PATRICK AIR FORCE BASE, Fla. --
Each year, the Department of Defense observes and celebrates National Hispanic Heritage Month from Sept. 15 to Oct. 15.
The observance month is designated to celebrate the cultures and heritages, and honor the invaluable contributions of Americans whose ancestors came from Spain, Mexico, the Caribbean, Central and South America.
National Hispanic Heritage Month sheds light on the Hispanic culture and the many achievements that have helped strengthened our country.
The observation began in 1968, as Hispanic Heritage Week under former President Lyndon B. Johnson. In 1988, it was enacted into law and expanded by former President Ronald W. Reagan, which was then extended to a full 30 days.
This month is significant in the Hispanic culture, considering the several anniversaries of independence.

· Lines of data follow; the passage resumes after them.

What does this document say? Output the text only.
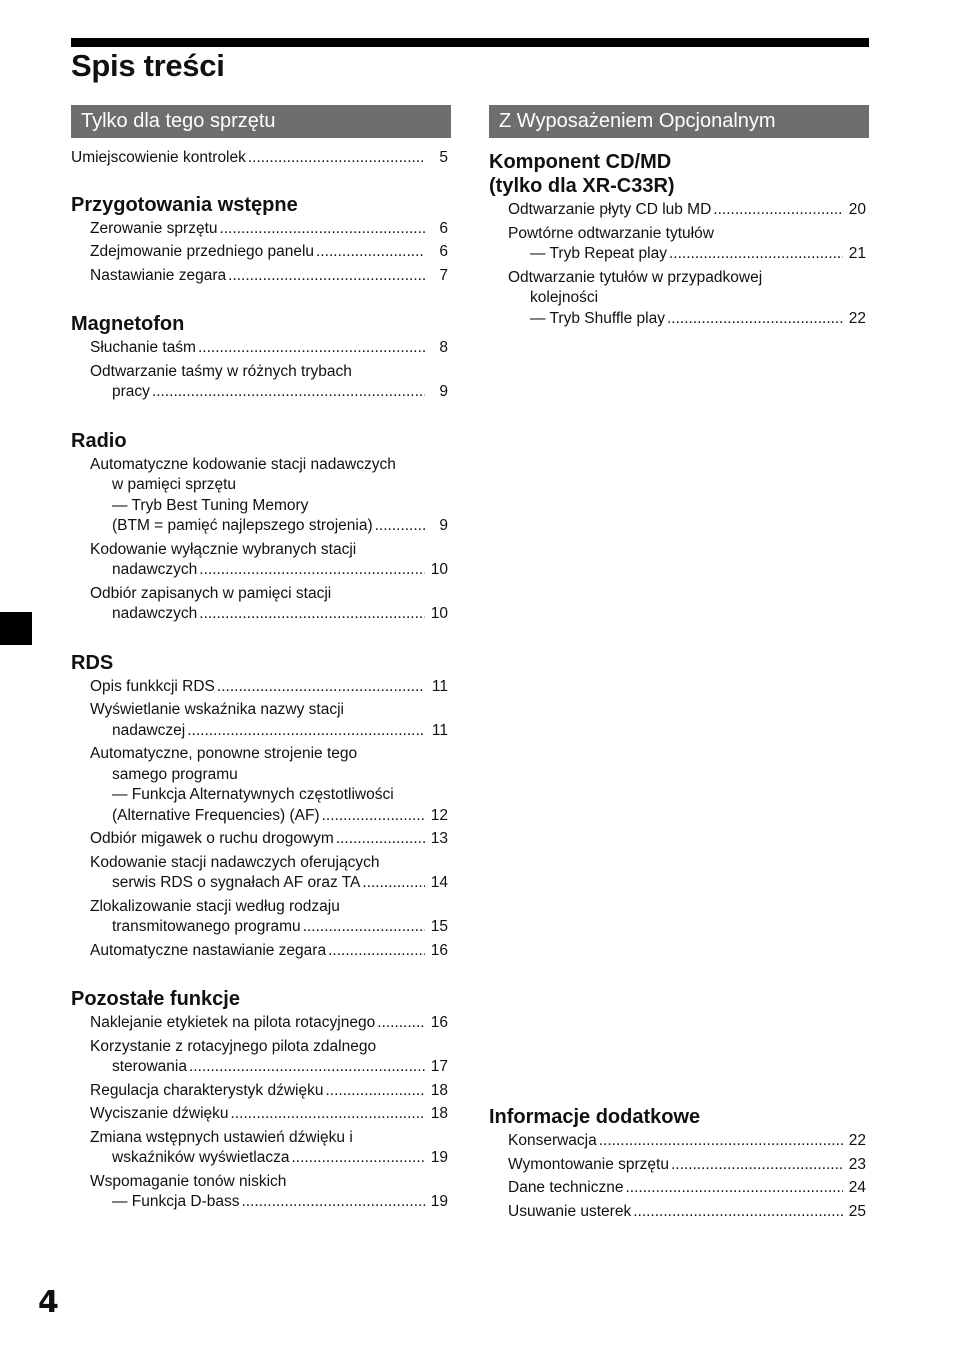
Spis treści
4
Tylko dla tego sprzętu
Umiejscowienie kontrolek .....	5
Przygotowania wstępne
Zerowanie sprzętu .....	6
Zdejmowanie przedniego panelu .....	6
Nastawianie zegara .....	7
Magnetofon
Słuchanie taśm .....	8
Odtwarzanie taśmy w różnych trybach
pracy .....	9
Radio
Automatyczne kodowanie stacji nadawczych
w pamięci sprzętu
— Tryb Best Tuning Memory
(BTM = pamięć najlepszego strojenia) .....	9
Kodowanie wyłącznie wybranych stacji
nadawczych .....	10
Odbiór zapisanych w pamięci stacji
nadawczych .....	10
RDS
Opis funkkcji RDS .....	11
Wyświetlanie wskaźnika nazwy stacji
nadawczej .....	11
Automatyczne, ponowne strojenie tego
samego programu
— Funkcja Alternatywnych częstotliwości
(Alternative Frequencies) (AF) .....	12
Odbiór migawek o ruchu drogowym .....	13
Kodowanie stacji nadawczych oferujących
serwis RDS o sygnałach AF oraz TA .....	14
Zlokalizowanie stacji według rodzaju
transmitowanego programu .....	15
Automatyczne nastawianie zegara .....	16
Pozostałe funkcje
Naklejanie etykietek na pilota rotacyjnego .....	16
Korzystanie z rotacyjnego pilota zdalnego
sterowania .....	17
Regulacja charakterystyk dźwięku .....	18
Wyciszanie dźwięku .....	18
Zmiana wstępnych ustawień dźwięku i
wskaźników wyświetlacza .....	19
Wspomaganie tonów niskich
— Funkcja D-bass .....	19
Z Wyposażeniem Opcjonalnym
Komponent CD/MD
(tylko dla XR-C33R)
Odtwarzanie płyty CD lub MD .....	20
Powtórne odtwarzanie tytułów
— Tryb Repeat play .....	21
Odtwarzanie tytułów w przypadkowej
kolejności
— Tryb Shuffle play .....	22
Informacje dodatkowe
Konserwacja .....	22
Wymontowanie sprzętu .....	23
Dane techniczne .....	24
Usuwanie usterek .....	25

Latin American countries, such as Costa Rica, El Salvador, Guatemala, Honduras and Nicaragua celebrate Sept. 15, as their Independence Day. Sept. 16 and 18 are the anniversary of independence for Mexico and Chile. Día de la Raza, which is Oct. 12, also known as Columbus Day, falls within this 30-day period, as well.
There are many Hispanic American accomplishments, endeavors and triumphs in history from over the last several decades, to include military history.
For example, in 1964, Horacio Rivero Jr., became the first Puerto Rican and Hispanic four-star admiral, and the second Hispanic to become a full admiral in the modern U.S. Navy. He also served as ambassador to Spain from 1972 to 1974.
Additionally, in 2014, President Barack H. Obama, awarded the Medal of Honor to 24-eligible Army veterans who were previously withdrawn from receiving this award due to their mostly Hispanic or Jewish heritage.
Hispanic Americans have influenced many and continue to make this country innovative with contributions in nearly every facet of society. Celebrating National Hispanic Heritage Month means embracing and appreciating the cultural traditions and values of the many countries that fall into the category.
Hispanic Americans remain a key asset in our nation’s diversity through their strong commitment and perseverance.